• `bir deliler evinin yalan yanlış anlatılan kısa tarihi`adlı yaklaşık 500 sayfalık, yüzlerce karakterli, zincirleme olaylı bir romanda bir kez bile teklemeyerek ne kadar yetenekli olduğunu kanıtlamış yazar..
  • "benim hiç hobim yoktur... tek merakım, konuşarak yürüyen iki kişinin ne konuştuğudur... tam bir hayat rontgencisiyim ben.. zaten hayat rontgencisi olmadan yazar olunamaz..."
  • evvelotel'in diğer yarısı saklı'dan şöyle güzel bir cümle kurmuş yazar:

    "küçük şehirlerde bir belediye parkı, bir atatürk heykeli, birbirini kesen iki cadde mutlaka vardı ve halk, bu caddelerde dolaşan bir hüzünlü insana deli diyerek eksiğini tamamlardı."
  • elif şafak'la karşılaştırılması bile içimi burkan yazar. sabahattin ali'den sonra ilk kez bir yazarın bütün kitaplarını art arda okuma isteği duydum.
  • nobel ödül töreni için ntv’nin canlı yayınında hep beraber izledik kendisini. orhan pamuk’un ‘babamın bavulu’ başlıklı uzuun konuşmasından ne kadar etkilendiğini kendisi de uzun uzun anlattı, kitaplarını yere göğe sığdıramadı... bazı kendini bilmez kıskanç yazarlar ödülü ve pamuk’u yerden yere vururken yazarımızın bu seviyeli tavrı, gerçekten insanı duygulandıracak cinstendi.

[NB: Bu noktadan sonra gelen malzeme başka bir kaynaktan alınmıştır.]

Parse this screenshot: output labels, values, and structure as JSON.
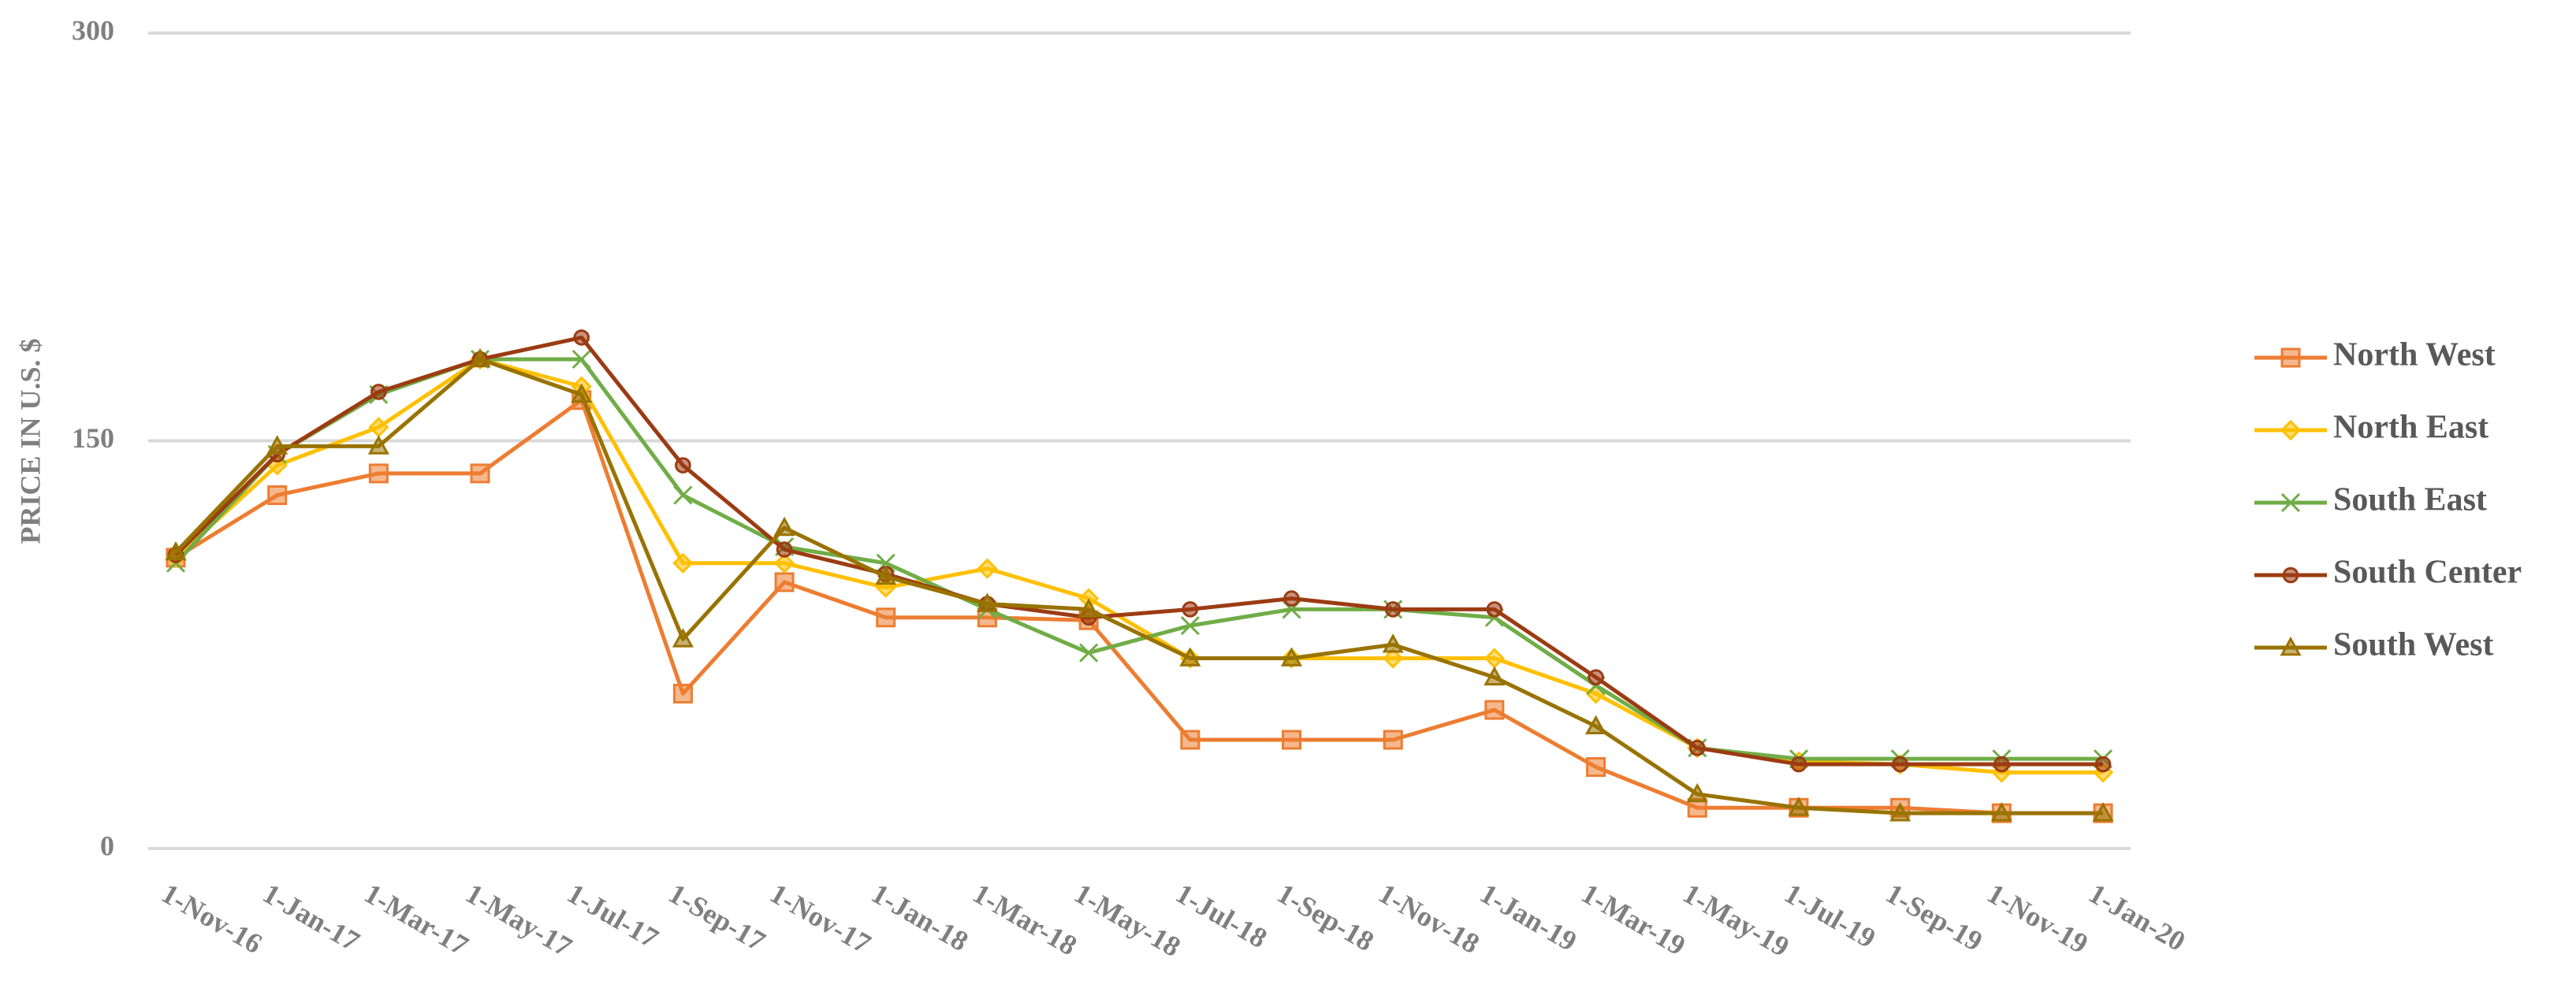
{
  "chart_data": {
    "type": "line",
    "y_label": "PRICE IN U.S. $",
    "categories": [
      "1-Nov-16",
      "1-Jan-17",
      "1-Mar-17",
      "1-May-17",
      "1-Jul-17",
      "1-Sep-17",
      "1-Nov-17",
      "1-Jan-18",
      "1-Mar-18",
      "1-May-18",
      "1-Jul-18",
      "1-Sep-18",
      "1-Nov-18",
      "1-Jan-19",
      "1-Mar-19",
      "1-May-19",
      "1-Jul-19",
      "1-Sep-19",
      "1-Nov-19",
      "1-Jan-20"
    ],
    "series": [
      {
        "name": "North West",
        "color": "#ED7D31",
        "marker": "square",
        "values": [
          107,
          130,
          138,
          138,
          165,
          57,
          98,
          85,
          85,
          84,
          40,
          40,
          40,
          51,
          30,
          15,
          15,
          15,
          13,
          13
        ]
      },
      {
        "name": "North East",
        "color": "#FFC000",
        "marker": "diamond",
        "values": [
          107,
          141,
          155,
          180,
          170,
          105,
          105,
          96,
          103,
          92,
          70,
          70,
          70,
          70,
          57,
          37,
          32,
          31,
          28,
          28
        ]
      },
      {
        "name": "South East",
        "color": "#70AD47",
        "marker": "x",
        "values": [
          105,
          145,
          167,
          180,
          180,
          130,
          111,
          105,
          88,
          72,
          82,
          88,
          88,
          85,
          60,
          37,
          33,
          33,
          33,
          33
        ]
      },
      {
        "name": "South Center",
        "color": "#9C3B12",
        "marker": "circle",
        "values": [
          108,
          145,
          168,
          180,
          188,
          141,
          110,
          101,
          90,
          85,
          88,
          92,
          88,
          88,
          63,
          37,
          31,
          31,
          31,
          31
        ]
      },
      {
        "name": "South West",
        "color": "#997300",
        "marker": "triangle",
        "values": [
          109,
          148,
          148,
          180,
          167,
          77,
          118,
          100,
          90,
          88,
          70,
          70,
          75,
          63,
          45,
          20,
          15,
          13,
          13,
          13
        ]
      }
    ],
    "ylim": [
      0,
      300
    ],
    "yticks": [
      0,
      150,
      300
    ],
    "grid": true,
    "legend": "right"
  }
}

    seviyeli tavır derken, burda bir ara verip ufak bir eski zaman hikayesi geldi aklıma. yıl 2003… yky’nin edebiyat dünyasındaki güçlü konumunu sürdürdüğü dönemler: ‘enis batur’ şirketin başında, ayfer tunç yayın yönetmeni. yönetim kurulu başkanı ‘selçuk altun’, önderliğinde pamuk’un ‘istanbul hatıralar ve şehir’ kitabı yayımlanacak. ancak durum yayınevinde beklenen coşkuyu yaratmıyor. aksine istanbul kitabında vurgulanan bir hüzün yaşanıyor… kitabın çıkmasından sonra da yayınevine birkaç kez uğrayan pamuk yayınevinde neredeyse mümkün mertebe uzak durulması gereken bir şahsiyet muamelesi görüyor belirgin bir biçimde. genel anlamda bir tuhafsama belki de açıklamalarının bir öngörüsüylü ‘tehlikeli yazar’ durumunda görülüyor. kimbilir...

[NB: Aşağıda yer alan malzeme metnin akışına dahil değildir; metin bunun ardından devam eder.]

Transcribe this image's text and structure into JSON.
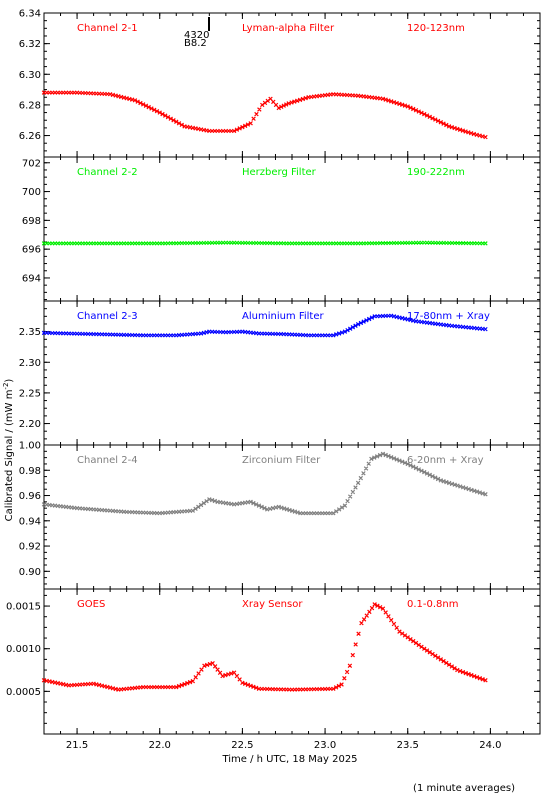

    geçmişten günümüze… evet ayfer tunç’un canlı yayında adalet ağaoğlu ile birlikte gösterdiği olgun tavrı tüm yazarlarımızdan görmediğimiz sürece bir adım ilerleyemeyiz.
  • tanpınar ekolünün vefakar bir takipçisidir. ince duyarlıklar, küçük insanların dünyaları, bize özgü bir hissiyat iklimi onun yazı alanının gövdesini oluşturur. aziz bey hadisesi adlı hikayesi, edebiyat tarihine geçecek türdendir.
  • imza günü yapmadığı için bir ayrı sevdiğim yazar.

    giriyor içeri, merhabaydı, menüydü uğraşmadan "biz iki jack alabilir miyiz?" diyor.

    ayfer hanım, siz misiniz? diyorum. (saçlarını bu kadar kısa ve bu renkte, gözlüklerini de bu kadar renkli hatırlamıyordum)
    bi afallıyor.
    tabi aklımdan ömür diyorlar buna, taş-kağıt-makas yanımda olsaydı diye geçiriyorum. ben de yanlarında oturayım dünya ağrısı'ndan bana da bahsetsin istiyorum...

    ama diyorum ki "tabi, buz servisini yanında getiriyorum."
  • bir okurun öykülerinin ölümle bittiği konusundaki gözlemlerine ‘yaşım ilerledikçe artık ölümle bitirmemeye başladım.insan gençken ölüm o kadar uzak bir ülke ki…öldür gitsin ne olacak diye düşünüyorsun.ama belli bir yaşa gelince insan,ölümün bu kadar kolay bir şey olmadığını anlıyor.kendime yönelik en büyük eleştirilerimden biri olabilir bu.ölüm o kadar kolay ve son bir temizlik ki..benim buna hakkım yok aslında.’ şeklinde cevap vermesi beni de ölüme yaklaştıkça kutsallığını anlama konusunda düşündürmüştür.
  • abartısız türk edebiyatının en iyi yazarlarından birisi. kendisini çok sevdiğimden midir bilmem ama hiç boş cümlesi olmayan nadir yazarlardandır. bir deliler evinin yalan yanlış anlatılan kısa tarihi, kendisinin zirvesidir benim gözümde. sadece kendisinin değil, türk edebiyatının da. çok fazla göz önünde olmaması da ayrı bir güzellik.
  • ne vakit onun hikayelerini okusam, hemen her öykünün sonunda kitabı kapatıp, gözlerimi evin penceresinden ya da o anki toplu taşıma aracı neyse onun camından dışarı çevirip bir süre öyle kalarak; o muazzam anlatımlı hikayelerindeki adamlar gibi olmaya, onlar gibi maziye dalmaya, düşünceler ve geçmiş hikayeler arasında kendisinin tabiriyle "anıların rüzgarından bükülmeye" çalıştığımı fark ediyorum. ve sonra işte böyle, onlar gibi cümleler kurmaktan kendimi alamıyorum.